Swans’ role in ecosystem studied by Masters student
Another day at the office - swan researcher Henry Dixon on the mudflats at White Pine Creek. Photo: Supplied.
Collingwood resident Henry Dixon has spent the last 18 months studying the role of black swans in the tidal ecosystem of western Golden Bay as the subject of his Masters of Science through Massey University.
Anywhere between 10,000 and 15,000 swans are seasonally present around the inside of Farewell Spit, and Henry’s findings have generated much local interest. Last Tuesday evening he gave a public talk and PowerPoint presentation at the Golden Bay Community Centre.
It has been known for some time that the number of knots visiting Farewell Spit has been declining (around 60 per cent over the last 25 years), whereas numbers have remained constant in other parts of the country. Henry’s Massey supervisor, ecologist Phil Battley, did a survey in 2003 that raised suspicion that the swans were reducing the quality of the feeding habitat at the Spit. This encouraged Henry to do the follow-up study.
“We knew that swans impact on the eel grass from their grazing—up to a kilogram a day they can crop off—but I was more interested in finding out why they were turning the most luxuriant patches of seagrass into patches of bare sand.”
Swans not only graze, but dig for the seagrass roots and rhizomes. Henry’s nutrient analysis revealed that while the shoots were full of nutrients, the roots and rhizomes were full of sugary carbohydrates. “This explains why they are such active diggers; this carbo-loading gives them all the fuel and energy they need, plus some.” Despite this, Henry pointed out that there hasn’t been a significant increase in the swan population in recent years.
“Fish and Game have been tracking them for 30 years with an annual flyover every summer to count them, and there’s been no big increase. It’s a vast inter-tidal area; in reality there’s little more than one swan for every hectare.”
While the swans can certainly influence the habitat and dramatically alter seagrass beds on a localised scale, it is too early to say whether they are negatively affecting shorebird numbers, says Henry. He plans to hand in his report to his supervisor shortly.
Initially, Henry planned to do all his research around Farewell Spit, but because of the sheer logistics of getting around, confined it instead to the mudflats off Puponga, around Te Rae, and over at Westhaven Inlet (mainly the White Pine Creek area).

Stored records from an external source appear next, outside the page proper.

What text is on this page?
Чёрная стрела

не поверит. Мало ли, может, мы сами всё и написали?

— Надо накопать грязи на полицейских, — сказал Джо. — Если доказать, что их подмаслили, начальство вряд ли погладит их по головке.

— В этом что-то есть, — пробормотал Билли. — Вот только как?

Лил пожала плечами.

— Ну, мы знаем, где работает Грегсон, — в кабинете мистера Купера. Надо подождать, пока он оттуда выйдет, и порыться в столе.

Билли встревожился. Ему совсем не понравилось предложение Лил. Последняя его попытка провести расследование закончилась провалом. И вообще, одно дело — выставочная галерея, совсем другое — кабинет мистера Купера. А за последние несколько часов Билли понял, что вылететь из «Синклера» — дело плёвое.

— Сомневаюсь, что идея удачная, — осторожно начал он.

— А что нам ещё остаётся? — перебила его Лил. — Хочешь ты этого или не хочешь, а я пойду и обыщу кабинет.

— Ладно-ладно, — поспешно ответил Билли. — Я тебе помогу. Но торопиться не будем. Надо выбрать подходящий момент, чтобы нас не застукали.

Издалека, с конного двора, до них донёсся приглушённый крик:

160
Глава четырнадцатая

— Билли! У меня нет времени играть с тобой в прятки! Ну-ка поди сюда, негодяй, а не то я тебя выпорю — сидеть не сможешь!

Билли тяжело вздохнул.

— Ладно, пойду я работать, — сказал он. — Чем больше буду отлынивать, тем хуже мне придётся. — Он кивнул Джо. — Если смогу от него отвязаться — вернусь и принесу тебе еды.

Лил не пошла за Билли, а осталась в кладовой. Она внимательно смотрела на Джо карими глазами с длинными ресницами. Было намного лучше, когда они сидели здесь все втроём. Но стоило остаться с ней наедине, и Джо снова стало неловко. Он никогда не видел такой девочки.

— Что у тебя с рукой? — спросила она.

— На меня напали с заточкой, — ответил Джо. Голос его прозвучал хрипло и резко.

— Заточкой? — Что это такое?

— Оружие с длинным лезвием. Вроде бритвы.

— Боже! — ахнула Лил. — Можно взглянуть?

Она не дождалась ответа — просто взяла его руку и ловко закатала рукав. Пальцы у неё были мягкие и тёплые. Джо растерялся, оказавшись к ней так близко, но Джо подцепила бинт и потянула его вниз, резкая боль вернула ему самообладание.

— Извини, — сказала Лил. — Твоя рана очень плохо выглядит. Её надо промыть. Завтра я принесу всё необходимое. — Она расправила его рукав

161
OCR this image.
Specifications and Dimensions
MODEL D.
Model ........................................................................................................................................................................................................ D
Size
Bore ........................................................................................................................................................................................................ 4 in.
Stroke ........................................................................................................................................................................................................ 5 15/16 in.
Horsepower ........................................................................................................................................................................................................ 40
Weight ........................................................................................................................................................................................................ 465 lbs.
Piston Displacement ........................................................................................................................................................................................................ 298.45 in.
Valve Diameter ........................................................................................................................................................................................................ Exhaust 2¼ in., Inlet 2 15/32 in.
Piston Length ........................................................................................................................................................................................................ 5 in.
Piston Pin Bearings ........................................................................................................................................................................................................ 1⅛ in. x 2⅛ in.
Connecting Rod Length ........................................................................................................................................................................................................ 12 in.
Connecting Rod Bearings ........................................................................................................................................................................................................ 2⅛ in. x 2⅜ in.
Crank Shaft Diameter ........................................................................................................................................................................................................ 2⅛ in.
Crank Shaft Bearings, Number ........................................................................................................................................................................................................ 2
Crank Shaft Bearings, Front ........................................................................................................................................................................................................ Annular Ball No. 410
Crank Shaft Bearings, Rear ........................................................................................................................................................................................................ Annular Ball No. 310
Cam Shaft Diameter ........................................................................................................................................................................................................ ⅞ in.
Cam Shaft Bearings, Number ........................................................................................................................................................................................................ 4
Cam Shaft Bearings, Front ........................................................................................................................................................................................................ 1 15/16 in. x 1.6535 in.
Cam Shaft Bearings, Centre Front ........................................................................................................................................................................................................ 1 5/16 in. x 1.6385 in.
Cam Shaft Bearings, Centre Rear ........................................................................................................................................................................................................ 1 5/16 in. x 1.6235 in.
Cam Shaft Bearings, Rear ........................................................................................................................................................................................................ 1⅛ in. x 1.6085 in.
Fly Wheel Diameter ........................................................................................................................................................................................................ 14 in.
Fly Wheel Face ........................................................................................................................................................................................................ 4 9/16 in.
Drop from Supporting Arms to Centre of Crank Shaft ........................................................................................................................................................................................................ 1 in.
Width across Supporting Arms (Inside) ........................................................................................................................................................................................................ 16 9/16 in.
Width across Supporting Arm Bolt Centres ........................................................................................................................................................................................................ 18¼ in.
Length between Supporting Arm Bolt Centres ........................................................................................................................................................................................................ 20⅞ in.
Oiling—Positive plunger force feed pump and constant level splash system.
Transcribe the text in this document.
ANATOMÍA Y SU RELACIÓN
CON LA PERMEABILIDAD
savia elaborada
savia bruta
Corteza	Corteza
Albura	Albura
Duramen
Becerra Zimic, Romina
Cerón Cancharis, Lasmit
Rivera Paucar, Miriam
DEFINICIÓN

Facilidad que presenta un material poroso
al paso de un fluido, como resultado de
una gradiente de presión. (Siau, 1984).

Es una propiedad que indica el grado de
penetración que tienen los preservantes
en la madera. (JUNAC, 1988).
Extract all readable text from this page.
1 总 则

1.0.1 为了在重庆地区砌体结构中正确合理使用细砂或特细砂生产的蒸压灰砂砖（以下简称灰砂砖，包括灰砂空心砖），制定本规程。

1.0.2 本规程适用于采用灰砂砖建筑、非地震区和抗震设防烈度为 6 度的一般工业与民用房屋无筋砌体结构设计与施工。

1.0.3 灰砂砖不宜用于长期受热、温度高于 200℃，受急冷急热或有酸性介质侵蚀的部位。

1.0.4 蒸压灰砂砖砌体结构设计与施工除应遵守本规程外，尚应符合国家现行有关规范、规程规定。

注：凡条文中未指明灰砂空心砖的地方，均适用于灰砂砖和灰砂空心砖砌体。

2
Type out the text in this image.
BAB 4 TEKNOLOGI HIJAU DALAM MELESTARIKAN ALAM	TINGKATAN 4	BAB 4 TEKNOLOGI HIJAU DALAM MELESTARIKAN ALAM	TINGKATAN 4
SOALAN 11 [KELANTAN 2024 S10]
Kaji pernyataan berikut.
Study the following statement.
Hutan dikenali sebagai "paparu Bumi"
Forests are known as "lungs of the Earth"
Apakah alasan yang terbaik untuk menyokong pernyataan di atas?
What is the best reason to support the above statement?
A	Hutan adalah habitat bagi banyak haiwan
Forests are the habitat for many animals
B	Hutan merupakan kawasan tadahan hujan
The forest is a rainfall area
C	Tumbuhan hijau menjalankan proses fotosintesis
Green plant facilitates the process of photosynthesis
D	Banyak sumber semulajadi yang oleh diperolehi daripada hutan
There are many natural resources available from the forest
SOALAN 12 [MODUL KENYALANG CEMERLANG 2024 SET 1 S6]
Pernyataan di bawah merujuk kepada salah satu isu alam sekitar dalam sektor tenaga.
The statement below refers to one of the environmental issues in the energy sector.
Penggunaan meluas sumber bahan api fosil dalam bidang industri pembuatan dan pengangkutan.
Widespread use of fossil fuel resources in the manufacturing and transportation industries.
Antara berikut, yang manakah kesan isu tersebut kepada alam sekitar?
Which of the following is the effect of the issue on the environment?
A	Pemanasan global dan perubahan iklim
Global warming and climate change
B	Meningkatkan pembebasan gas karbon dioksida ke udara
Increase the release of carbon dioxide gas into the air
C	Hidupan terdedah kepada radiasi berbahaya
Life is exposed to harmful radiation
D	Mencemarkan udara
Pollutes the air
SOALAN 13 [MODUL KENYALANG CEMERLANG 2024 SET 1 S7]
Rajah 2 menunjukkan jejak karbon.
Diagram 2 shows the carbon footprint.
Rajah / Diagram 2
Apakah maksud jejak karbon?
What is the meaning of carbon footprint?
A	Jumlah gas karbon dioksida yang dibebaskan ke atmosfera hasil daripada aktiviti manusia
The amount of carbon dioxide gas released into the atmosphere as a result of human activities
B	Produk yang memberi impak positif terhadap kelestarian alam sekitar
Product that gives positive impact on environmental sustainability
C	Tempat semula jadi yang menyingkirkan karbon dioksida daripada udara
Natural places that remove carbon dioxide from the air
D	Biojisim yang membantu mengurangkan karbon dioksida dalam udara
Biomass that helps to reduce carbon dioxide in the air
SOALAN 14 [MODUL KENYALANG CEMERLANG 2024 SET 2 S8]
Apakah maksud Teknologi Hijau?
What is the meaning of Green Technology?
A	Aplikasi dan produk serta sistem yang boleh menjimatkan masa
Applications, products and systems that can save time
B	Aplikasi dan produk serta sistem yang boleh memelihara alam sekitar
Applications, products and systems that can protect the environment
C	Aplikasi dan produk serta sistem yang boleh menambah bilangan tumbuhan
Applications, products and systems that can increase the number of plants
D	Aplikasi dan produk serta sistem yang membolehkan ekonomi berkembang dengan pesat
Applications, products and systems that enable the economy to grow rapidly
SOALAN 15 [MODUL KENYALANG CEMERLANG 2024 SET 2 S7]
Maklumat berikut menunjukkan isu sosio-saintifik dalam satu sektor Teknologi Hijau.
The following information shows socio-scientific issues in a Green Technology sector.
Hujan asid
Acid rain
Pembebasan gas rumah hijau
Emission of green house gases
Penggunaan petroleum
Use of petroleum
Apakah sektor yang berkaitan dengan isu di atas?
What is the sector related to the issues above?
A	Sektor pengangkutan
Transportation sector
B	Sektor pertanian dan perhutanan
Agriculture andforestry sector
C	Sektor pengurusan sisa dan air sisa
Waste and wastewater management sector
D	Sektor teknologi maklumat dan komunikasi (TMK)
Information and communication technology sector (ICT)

“There was hardly a day I wasn’t out there on the tidal flats over the whole late 2007 - early 2008 period. Since then it’s been once every few days. I got to really know the place, all its subtleties; it grew on me immensely.” Along with the weekly counting of swans, Henry also managed to investigate the density and distribution of 50 of the many invertebrate species—mainly worms and snails— found in the area and eaten by shorebirds. Henry also looked at biomass turnover rates and nitrogen levels in quantities of swan droppings, potentially useful in determining the swans’ possible contribution to the contamination of cockle beds. Two years ago, Alistair MacDonald of Westhaven Shellfish called for a swan cull. Consequently, Fish & Game granted several permits to shoot swans at Pakawau, where cockles are harvested.
Henry, now 26, attended Golden Bay High School until the fifth form before completing his high school education in Wellington. Working stints followed—apple-picking, tree pruning, café work, a hospitality course—and of course helping out at the Mussel Inn, owned by his parents Jane and Andrew. Scoring a six-month job on the assembly line of the Suzuki car factory at Hamamatsu, outside Tokyo, Japan, not only gave him some extra money but “the aspiration to get into something I was really passionate about.” Ironically, he met his Japanese wife-to-be, Emi, in Wellington before he left for Japan. They now have three children: Tane (5), Kiki (3), and Summer (1).
Henry completed his initial Bachelor of Science at Victoria University, specialising in Ecology before completing a year-long Masters of Conservation Biology course at the University of New South Wales in Sydney. In effect, he will soon have two Masters after his name.
As for his career: “I have a strong feeling my future lies in wetland conservation. I’m enjoying getting involved in the Streamcare group and Friends of Mangarakau Swamp, two neat local grassroots projects. Wetland conservation is an important issue globally and there are all kinds of amazing initiatives that people have started all over the world. I would like to travel and put my skills to use overseas for a while, but in the end Golden Bay is home and it’s where I’d like to end up eventually.”